# Canopy Weight



## wags91m (Dec 18, 2010)

I am hoping this is the appropriate area to ask this question. I am building a canopy for my aquarium, and it is all wood, I dont have a total weight for it, but I have a 20H tank. Just wondering what weight I need to stay below to be in the "safe zone" it may only be 20 gallons, but 20 gallons of water and the smell of dead fish is not something I would like to come home to. 

Thanks in advance.


----------



## blindkiller85 (Jan 8, 2011)

Alot of people use 1/2" poplar for making hoods with 2x4 and 1x6 bracings. Most people I see with over a 50 gallon tank weighs atleast 50 lbs and sometimes upwards of 150 lbs. I'd imagine that honestly your final weight does not exceed 30lbs I can't see it being a problem at all. None the less, it takes talent to honestly exceed 30 lbs on a 20H tank. 

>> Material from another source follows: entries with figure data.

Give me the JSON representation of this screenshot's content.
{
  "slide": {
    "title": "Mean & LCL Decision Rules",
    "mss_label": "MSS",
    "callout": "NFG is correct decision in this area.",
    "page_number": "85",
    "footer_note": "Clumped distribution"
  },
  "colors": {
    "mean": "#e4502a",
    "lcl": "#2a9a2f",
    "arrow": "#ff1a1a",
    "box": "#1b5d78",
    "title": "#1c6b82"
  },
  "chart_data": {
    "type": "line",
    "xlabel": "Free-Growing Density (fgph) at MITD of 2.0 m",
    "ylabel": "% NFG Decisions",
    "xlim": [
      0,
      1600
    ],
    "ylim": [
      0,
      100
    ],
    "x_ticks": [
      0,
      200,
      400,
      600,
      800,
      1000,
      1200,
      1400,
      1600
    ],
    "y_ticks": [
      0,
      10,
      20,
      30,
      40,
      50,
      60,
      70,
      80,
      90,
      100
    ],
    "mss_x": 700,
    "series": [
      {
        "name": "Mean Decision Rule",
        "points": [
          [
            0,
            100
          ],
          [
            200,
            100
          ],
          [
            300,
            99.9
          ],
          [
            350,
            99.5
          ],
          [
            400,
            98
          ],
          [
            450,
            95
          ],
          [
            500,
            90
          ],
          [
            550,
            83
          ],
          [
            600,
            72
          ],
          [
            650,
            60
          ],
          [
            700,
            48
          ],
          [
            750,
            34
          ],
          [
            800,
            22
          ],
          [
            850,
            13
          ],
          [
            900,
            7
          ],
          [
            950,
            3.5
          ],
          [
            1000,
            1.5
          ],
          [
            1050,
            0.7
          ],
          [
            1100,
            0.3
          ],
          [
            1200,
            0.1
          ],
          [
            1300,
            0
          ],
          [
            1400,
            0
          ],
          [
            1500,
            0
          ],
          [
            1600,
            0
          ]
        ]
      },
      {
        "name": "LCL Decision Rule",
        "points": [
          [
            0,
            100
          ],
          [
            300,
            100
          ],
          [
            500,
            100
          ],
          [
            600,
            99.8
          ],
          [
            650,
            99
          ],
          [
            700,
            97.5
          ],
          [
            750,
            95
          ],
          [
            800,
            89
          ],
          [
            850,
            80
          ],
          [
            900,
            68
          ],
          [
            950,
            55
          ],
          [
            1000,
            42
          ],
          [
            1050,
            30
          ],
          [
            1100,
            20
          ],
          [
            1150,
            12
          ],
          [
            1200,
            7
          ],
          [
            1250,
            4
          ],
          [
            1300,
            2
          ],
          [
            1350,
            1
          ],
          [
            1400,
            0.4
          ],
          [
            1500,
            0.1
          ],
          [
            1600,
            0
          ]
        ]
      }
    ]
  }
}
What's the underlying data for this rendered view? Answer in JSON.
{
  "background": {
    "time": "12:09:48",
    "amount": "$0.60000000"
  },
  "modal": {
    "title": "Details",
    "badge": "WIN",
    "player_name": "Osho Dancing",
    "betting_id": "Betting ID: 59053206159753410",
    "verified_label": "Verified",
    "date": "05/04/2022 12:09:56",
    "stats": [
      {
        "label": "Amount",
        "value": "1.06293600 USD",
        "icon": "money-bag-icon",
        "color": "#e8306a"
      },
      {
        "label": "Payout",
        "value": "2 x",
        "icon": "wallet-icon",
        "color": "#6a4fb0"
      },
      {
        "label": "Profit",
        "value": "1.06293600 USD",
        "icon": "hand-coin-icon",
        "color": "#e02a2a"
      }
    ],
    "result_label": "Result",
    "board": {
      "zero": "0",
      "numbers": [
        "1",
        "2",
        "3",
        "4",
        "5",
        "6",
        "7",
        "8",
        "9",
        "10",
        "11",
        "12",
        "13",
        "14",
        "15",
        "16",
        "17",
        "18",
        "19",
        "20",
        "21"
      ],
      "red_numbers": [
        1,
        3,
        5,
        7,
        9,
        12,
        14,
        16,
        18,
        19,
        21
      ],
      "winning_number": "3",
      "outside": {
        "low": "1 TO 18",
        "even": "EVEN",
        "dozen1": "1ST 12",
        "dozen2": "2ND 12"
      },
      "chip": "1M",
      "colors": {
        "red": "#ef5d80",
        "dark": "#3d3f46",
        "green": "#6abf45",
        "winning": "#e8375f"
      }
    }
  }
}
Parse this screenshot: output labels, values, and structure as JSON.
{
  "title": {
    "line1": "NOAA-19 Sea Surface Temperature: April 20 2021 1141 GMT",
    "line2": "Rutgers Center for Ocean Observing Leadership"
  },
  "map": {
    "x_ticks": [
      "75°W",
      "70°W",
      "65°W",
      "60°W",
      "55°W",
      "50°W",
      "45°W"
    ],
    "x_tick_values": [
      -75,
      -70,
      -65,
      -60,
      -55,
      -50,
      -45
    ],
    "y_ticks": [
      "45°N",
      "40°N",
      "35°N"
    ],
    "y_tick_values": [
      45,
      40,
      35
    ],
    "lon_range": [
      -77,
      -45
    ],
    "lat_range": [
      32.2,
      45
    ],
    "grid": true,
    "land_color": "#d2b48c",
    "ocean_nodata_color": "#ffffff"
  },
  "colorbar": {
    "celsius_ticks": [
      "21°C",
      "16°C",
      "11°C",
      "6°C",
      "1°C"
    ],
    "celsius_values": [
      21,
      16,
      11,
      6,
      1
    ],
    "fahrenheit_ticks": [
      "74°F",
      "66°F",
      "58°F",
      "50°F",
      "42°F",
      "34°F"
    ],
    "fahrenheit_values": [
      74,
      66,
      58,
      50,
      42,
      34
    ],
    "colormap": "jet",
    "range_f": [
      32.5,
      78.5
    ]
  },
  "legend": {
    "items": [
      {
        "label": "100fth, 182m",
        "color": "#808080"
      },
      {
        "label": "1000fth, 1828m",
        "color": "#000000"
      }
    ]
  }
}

I would personally use 1/2 ply with a wood vinyl cover (or polyurethane/stain) or go with poplar (which is more expensive) and 1x2's or 2x2's. Basic quality of the frame is the necessity. Brace the entire tank or atleast 3 sides (as in left and right side and the back) and make sure it's good, flat and level. Any unnecessary weight that's not distributed equally on ATLEAST 2 sides will or very easily can cause a crack in the tank.


----------